Se l’anima intellettiva sia unita a un corpo conveniente

Sembra che l’anima intellettiva non sia unita a un corpo conveniente. Infatti:

1. La materia deve essere proporzionata alla forma. Ma l’anima intellettiva è una forma incorruttibile. Quindi non è conveniente che sia unita a un corpo corruttibile.

2. L’anima intellettiva è una forma immateriale al massimo grado: e ne è un segno il fatto che essa ha un’attività nella quale non entra la materia del corpo. Ora, quanto più un corpo è sottile, tanto meno è materiale. Quindi l’anima si sarebbe dovuta unire a un corpo sottilissimo, p. es. al fuoco, e non già a un corpo misto, e per di più fatto di terra.

3. Essendo la forma il principio [costitutivo] della specie, da una sola forma non derivano specie diverse. Ma l’anima intellettiva è una forma unica. Perciò essa non doveva essere unita a un corpo che è composto di parti di specie dissimile.

4. Il soggetto in cui risiede una forma più perfetta deve avere una maggiore perfezione. Ma l’anima intellettiva è la più perfetta tra le anime. Se quindi i corpi degli altri animali hanno per natura i loro organi di protezione, cioè i peli al posto delle vesti e le unghie al posto delle calzature, nonché armi naturali, come artigli, denti e corna, parrebbe che l’anima intellettiva non avrebbe dovuto essere unita a un corpo imperfetto, privo cioè di tali aiuti.

 

In contrario: Il Filosofo [De anima 2, 1] insegna che l’anima è «l’atto [primo] di un corpo fisico organico che ha la vita in potenza».

 

Rispondo: Poiché non la forma è fatta per la materia, ma piuttosto la materia per la forma, dovremo ricorrere alla forma per trovare la ragione che giustifica una determinata materia, e non viceversa.

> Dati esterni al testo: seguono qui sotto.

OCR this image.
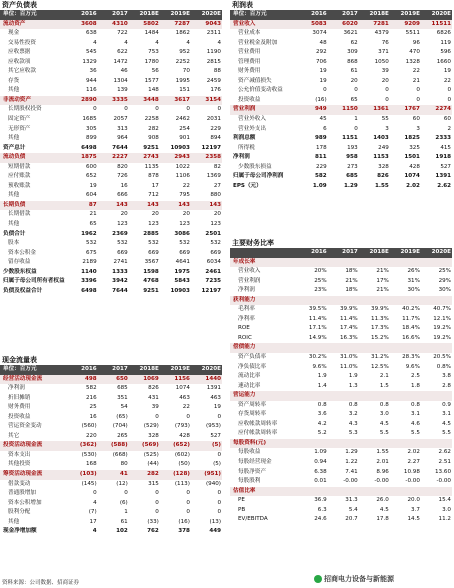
资产负债表
单位：百万元	2016	2017	2018E	2019E	2020E
流动资产	3608	4310	5802	7287	9043
现金	638	722	1484	1862	2311
交易性投资	4	4	4	4	4
应收票据	545	622	753	952	1190
应收款项	1329	1472	1780	2252	2815
其它应收款	36	46	56	70	88
存货	944	1304	1577	1995	2459
其他	116	139	148	151	176
非流动资产	2890	3335	3448	3617	3154
长期股权投资	0	0	0	0	0
固定资产	1685	2057	2258	2462	2031
无形资产	305	313	282	254	229
其他	899	964	908	901	894
资产总计	6498	7644	9251	10903	12197
流动负债	1875	2227	2743	2943	2358
短期借款	600	820	1135	1022	82
应付账款	652	726	878	1106	1369
预收账款	19	16	17	22	27
其他	604	666	712	795	880
长期负债	87	143	143	143	143
长期借款	21	20	20	20	20
其他	65	123	123	123	123
负债合计	1962	2369	2885	3086	2501
股本	532	532	532	532	532
资本公积金	675	669	669	669	669
留存收益	2189	2741	3567	4641	6034
少数股东权益	1140	1333	1598	1975	2461
归属于母公司所有者权益	3396	3942	4768	5843	7235
负债及权益合计	6498	7644	9251	10903	12197
利润表
单位：百万元	2016	2017	2018E	2019E	2020E
营业收入	5083	6020	7281	9209	11511
营业成本	3074	3621	4379	5511	6826
营业税金及附加	48	62	76	96	119
营业费用	292	309	371	470	596
管理费用	706	868	1050	1328	1660
财务费用	19	61	39	22	19
资产减值损失	19	20	20	21	22
公允价值变动收益	0	0	0	0	0
投资收益	(16)	65	0	0	0
营业利润	949	1150	1361	1767	2274
营业外收入	45	1	55	60	60
营业外支出	6	0	3	3	2
利润总额	989	1151	1403	1825	2333
所得税	178	193	249	325	415
净利润	811	958	1153	1501	1918
少数股东损益	229	273	328	428	527
归属于母公司净利润	582	685	826	1074	1391
EPS（元）	1.09	1.29	1.55	2.02	2.62
主要财务比率
	2016	2017	2018E	2019E	2020E
年成长率					
营业收入	20%	18%	21%	26%	25%
营业利润	25%	21%	17%	31%	29%
净利润	23%	18%	21%	30%	30%
获利能力					
毛利率	39.5%	39.9%	39.9%	40.2%	40.7%
净利率	11.4%	11.4%	11.3%	11.7%	12.1%
ROE	17.1%	17.4%	17.3%	18.4%	19.2%
ROIC	14.9%	16.3%	15.2%	16.6%	19.2%
偿债能力					
资产负债率	30.2%	31.0%	31.2%	28.3%	20.5%
净负债比率	9.6%	11.0%	12.5%	9.6%	0.8%
流动比率	1.9	1.9	2.1	2.5	3.8
速动比率	1.4	1.3	1.5	1.8	2.8
营运能力					
资产周转率	0.8	0.8	0.8	0.8	0.9
存货周转率	3.6	3.2	3.0	3.1	3.1
应收帐款周转率	4.2	4.3	4.5	4.6	4.5
应付帐款周转率	5.2	5.3	5.5	5.5	5.5
每股资料(元)					
每股收益	1.09	1.29	1.55	2.02	2.62
每股经营现金	0.94	1.22	2.01	2.27	2.51
每股净资产	6.38	7.41	8.96	10.98	13.60
每股股利	0.01	-0.00	-0.00	-0.00	-0.00
估值比率					
PE	36.9	31.3	26.0	20.0	15.4
PB	6.3	5.4	4.5	3.7	3.0
EV/EBITDA	24.6	20.7	17.8	14.5	11.2
现金流量表
单位：百万元	2016	2017	2018E	2019E	2020E
经营活动现金流	498	650	1069	1156	1440
净利润	582	685	826	1074	1391
折旧摊销	216	351	431	463	463
财务费用	25	54	39	22	19
投资收益	16	(65)	0	0	0
营运资金变动	(560)	(704)	(529)	(793)	(953)
其它	220	265	328	428	527
投资活动现金流	(362)	(588)	(569)	(652)	(5)
资本支出	(530)	(668)	(525)	(602)	0
其他投资	168	80	(44)	(50)	(5)
筹资活动现金流	(103)	41	282	(128)	(951)
借款变动	(145)	(12)	315	(113)	(940)
普通股增加	0	0	0	0	0
资本公积增加	4	(6)	0	0	0
股利分配	(7)	1	0	0	0
其他	17	61	(33)	(16)	(13)
现金净增加额	4	102	762	378	449
资料来源：公司数据、招商证券	招商电力设备与新能源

Ora, si è già visto [q. 55, a. 2] che l’anima intellettiva nella gerarchia delle cose occupa il grado più basso tra le sostanze intellettuali, per cui non riceve naturalmente per infusione la conoscenza della verità, come gli angeli, ma ha bisogno di raccoglierla dalle realtà materiali e concrete per la via dei sensi, come osserva Dionigi [De div. nom. 7]. Ora, la natura non priva gli esseri delle cose indispensabili: perciò era necessario che l’anima intellettiva avesse non solo la facoltà di intendere, ma anche quella di sentire. D’altra parte l’attività sensitiva non può esercitarsi senza uno strumento corporeo. Di qui la necessità che l’anima intellettiva fosse unita a un corpo capace di essere l’organo dei sensi. Ora, tutti i sensi sono fondati sul tatto. Ma l’organo del tatto deve essere equidistante tra gli elementi contrari, quali il caldo e il freddo, l’umido e il secco e altre simili qualità, di cui il tatto ha la percezione. Infatti è in questo modo che esso è in potenza a oggetti contrari e li può sentire. E per questa ragione il tatto sarà tanto più fine quanto più il suo organo si avvicinerà al [perfetto] equilibrio delle qualità elementari. Ora, l’anima intellettiva possiede nel modo più completo la virtù sensitiva: poiché un essere superiore possiede in modo più perfetto le qualità degli esseri inferiori, come insegna Dionigi [De div. nom. 5]. Era quindi necessario che il corpo a cui si unisce l’anima intellettiva fosse un corpo misto, e fra tutti il più vicino, per la sua complessione, al [perfetto] equilibrio delle qualità elementari. Ed è questa la ragione per cui l’uomo ha il tatto migliore fra tutti gli animali. —E anche tra gli stessi uomini chi ha un tatto migliore ha una migliore intelligenza. E ne è segno il fatto che «quanti hanno la carnagione più delicata risultano anche più intelligenti», come osserva Aristotele [De anima 2, 9].

 

Soluzione delle difficoltà: 1. Qualcuno potrebbe forse tentare di risolvere l’obiezione dicendo che il corpo dell’uomo, prima del peccato [originale], era incorruttibile. — La risposta però non è sufficiente, poiché il corpo umano prima del peccato era immortale non per natura, ma per un dono della grazia divina: diversamente la sua immortalità non sarebbe cessata col peccato, come non cessò quella del diavolo. Bisogna invece rispondere che nella materia si riscontrano due disposizioni: la prima che è intesa direttamente perché essa sia adatta alla forma, l’altra che scaturisce dalla prima per necessaria concomitanza. Come il fabbro per costruire una sega sceglie il ferro come materia adatta per segare i corpi duri; che poi i denti della sega possano spuntarsi o contrarre la ruggine deriva dalla inevitabile deficienza della materia adoperata. Così dunque anche all’anima intellettiva è dovuto un corpo che abbia una complessione equilibrata: ma da ciò deriva, per l’inevitabile deficienza della materia, che tale corpo sia soggetto a corruzione. — Se poi uno insistesse col dire che Dio poteva evitare una siffatta manchevolezza, rispondiamo che nello stabilire la natura delle cose non si deve considerare ciò che Dio poteva fare, ma ciò che compete alla natura delle cose, come fa osservare S. Agostino [De Gen. ad litt. 2, 1]. Tuttavia Dio volle provvedere apprestando un rimedio contro la morte mediante un dono di grazia.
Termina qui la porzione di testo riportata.